To request delivery from us of paper copies of the notices and disclosures previously provided by us to you electronically, you must send us an email to Kristy@emerickcpa.com and in the body of such request you must state your email address, full name, mailing address, and telephone number. We will bill you for any fees at that time, if any.

To withdraw your consent with Emerick & Company CPAs

To inform us that you no longer wish to receive future notices and disclosures in electronic format you may:

i. decline to sign a document from within your signing session, and on the subsequent page, select the check-box indicating you wish to withdraw your consent, or you may;

ii. send us an email to Kristy@emerickcpa.com and in the body of such request you must state your email, full name, mailing address, and telephone number. We do not need any other information from you to withdraw consent.  The consequences of your withdrawing consent for online documents will be that transactions may take a longer time to process.

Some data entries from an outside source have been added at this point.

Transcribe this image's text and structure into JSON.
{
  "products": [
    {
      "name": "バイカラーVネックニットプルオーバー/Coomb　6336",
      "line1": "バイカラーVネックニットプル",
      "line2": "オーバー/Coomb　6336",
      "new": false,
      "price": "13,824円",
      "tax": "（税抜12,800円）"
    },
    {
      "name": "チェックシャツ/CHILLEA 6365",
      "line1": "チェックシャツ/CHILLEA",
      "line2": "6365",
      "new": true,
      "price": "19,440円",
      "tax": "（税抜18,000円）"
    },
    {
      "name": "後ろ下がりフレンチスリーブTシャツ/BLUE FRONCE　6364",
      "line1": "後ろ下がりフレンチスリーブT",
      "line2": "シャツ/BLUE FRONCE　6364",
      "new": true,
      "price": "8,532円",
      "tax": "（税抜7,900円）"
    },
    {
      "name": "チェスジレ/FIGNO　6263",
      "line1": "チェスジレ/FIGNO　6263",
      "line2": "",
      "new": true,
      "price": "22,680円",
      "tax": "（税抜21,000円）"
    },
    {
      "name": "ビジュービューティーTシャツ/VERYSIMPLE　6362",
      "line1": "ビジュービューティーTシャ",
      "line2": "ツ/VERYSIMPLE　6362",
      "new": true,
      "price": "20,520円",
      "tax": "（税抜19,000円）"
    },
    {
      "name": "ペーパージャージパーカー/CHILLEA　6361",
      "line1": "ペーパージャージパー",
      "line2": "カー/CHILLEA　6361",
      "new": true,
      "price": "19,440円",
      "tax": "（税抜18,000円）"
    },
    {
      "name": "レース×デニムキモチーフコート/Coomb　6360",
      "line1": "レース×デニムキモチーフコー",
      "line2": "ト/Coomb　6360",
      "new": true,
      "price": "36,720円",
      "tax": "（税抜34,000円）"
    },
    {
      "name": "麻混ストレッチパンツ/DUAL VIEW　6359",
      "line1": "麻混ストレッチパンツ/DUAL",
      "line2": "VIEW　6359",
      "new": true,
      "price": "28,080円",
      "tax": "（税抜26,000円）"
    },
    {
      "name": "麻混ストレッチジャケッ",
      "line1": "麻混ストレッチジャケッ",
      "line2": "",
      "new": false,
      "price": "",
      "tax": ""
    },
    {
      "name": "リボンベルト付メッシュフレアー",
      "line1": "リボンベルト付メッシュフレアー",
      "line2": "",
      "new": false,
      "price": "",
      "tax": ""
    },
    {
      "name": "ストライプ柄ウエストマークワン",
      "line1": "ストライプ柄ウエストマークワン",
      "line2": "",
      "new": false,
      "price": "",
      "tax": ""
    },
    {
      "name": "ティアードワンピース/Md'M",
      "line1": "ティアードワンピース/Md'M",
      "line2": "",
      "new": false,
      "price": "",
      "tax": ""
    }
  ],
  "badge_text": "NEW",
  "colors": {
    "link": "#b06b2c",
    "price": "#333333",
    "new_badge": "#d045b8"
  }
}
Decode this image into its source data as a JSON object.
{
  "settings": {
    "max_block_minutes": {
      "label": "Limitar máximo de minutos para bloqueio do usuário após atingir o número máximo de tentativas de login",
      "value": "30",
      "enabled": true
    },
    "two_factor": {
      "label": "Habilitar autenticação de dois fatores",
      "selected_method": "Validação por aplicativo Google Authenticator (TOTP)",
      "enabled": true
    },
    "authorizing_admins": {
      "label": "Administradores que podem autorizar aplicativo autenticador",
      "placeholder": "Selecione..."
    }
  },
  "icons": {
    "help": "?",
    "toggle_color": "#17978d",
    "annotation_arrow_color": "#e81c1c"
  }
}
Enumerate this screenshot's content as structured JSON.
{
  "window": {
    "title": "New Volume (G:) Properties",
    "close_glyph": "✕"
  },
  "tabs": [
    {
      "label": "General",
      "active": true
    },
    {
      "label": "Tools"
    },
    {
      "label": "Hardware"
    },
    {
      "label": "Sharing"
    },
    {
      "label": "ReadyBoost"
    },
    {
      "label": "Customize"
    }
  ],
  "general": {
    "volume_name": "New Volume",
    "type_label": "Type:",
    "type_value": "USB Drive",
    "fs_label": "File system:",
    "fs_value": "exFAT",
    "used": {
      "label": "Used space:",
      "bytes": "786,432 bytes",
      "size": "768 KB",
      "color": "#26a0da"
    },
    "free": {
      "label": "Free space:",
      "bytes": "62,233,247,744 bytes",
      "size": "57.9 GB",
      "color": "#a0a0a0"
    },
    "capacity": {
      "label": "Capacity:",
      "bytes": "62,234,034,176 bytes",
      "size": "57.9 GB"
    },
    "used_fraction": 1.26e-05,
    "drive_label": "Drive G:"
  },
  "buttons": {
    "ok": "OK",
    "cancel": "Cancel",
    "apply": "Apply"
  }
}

Acknowledging your access and consent to receive and sign documents electronically

To confirm to us that you can access this information electronically, which will be similar to other electronic notices and disclosures that we will provide to you, please confirm that you have read this ERSD, and (i) that you are able to print on paper or electronically save this ERSD for your future reference and access; or (ii) that you are able to email this ERSD to an email address where you will be able to print on paper or save it for your future reference and access. Further, if you consent to receive notices and disclosures exclusively in electronic format as described herein, then select the checkbox next to ‘I agree to use electronic records and signatures’ before signing and completing the form below.

By selecting the check-box next to ‘I agree to use electronic records and signatures', you confirm that:

**You can access and read this Electronic Record and Signature Disclosure; and

**You can print on paper this Electronic Record and Signature Disclosure, or save or send this Electronic Record and Disclosure to a location where you can print it, for future reference and access; and

**Until or unless you notify Emerick & Company CPAs as described above, you consent to receive exclusively through electronic means all notices, disclosures, authorizations, acknowledgments, and other documents that are required to be provided or made available to you by Emerick & Company CPAs during the course of your relationship with Emerick & Company CPAs.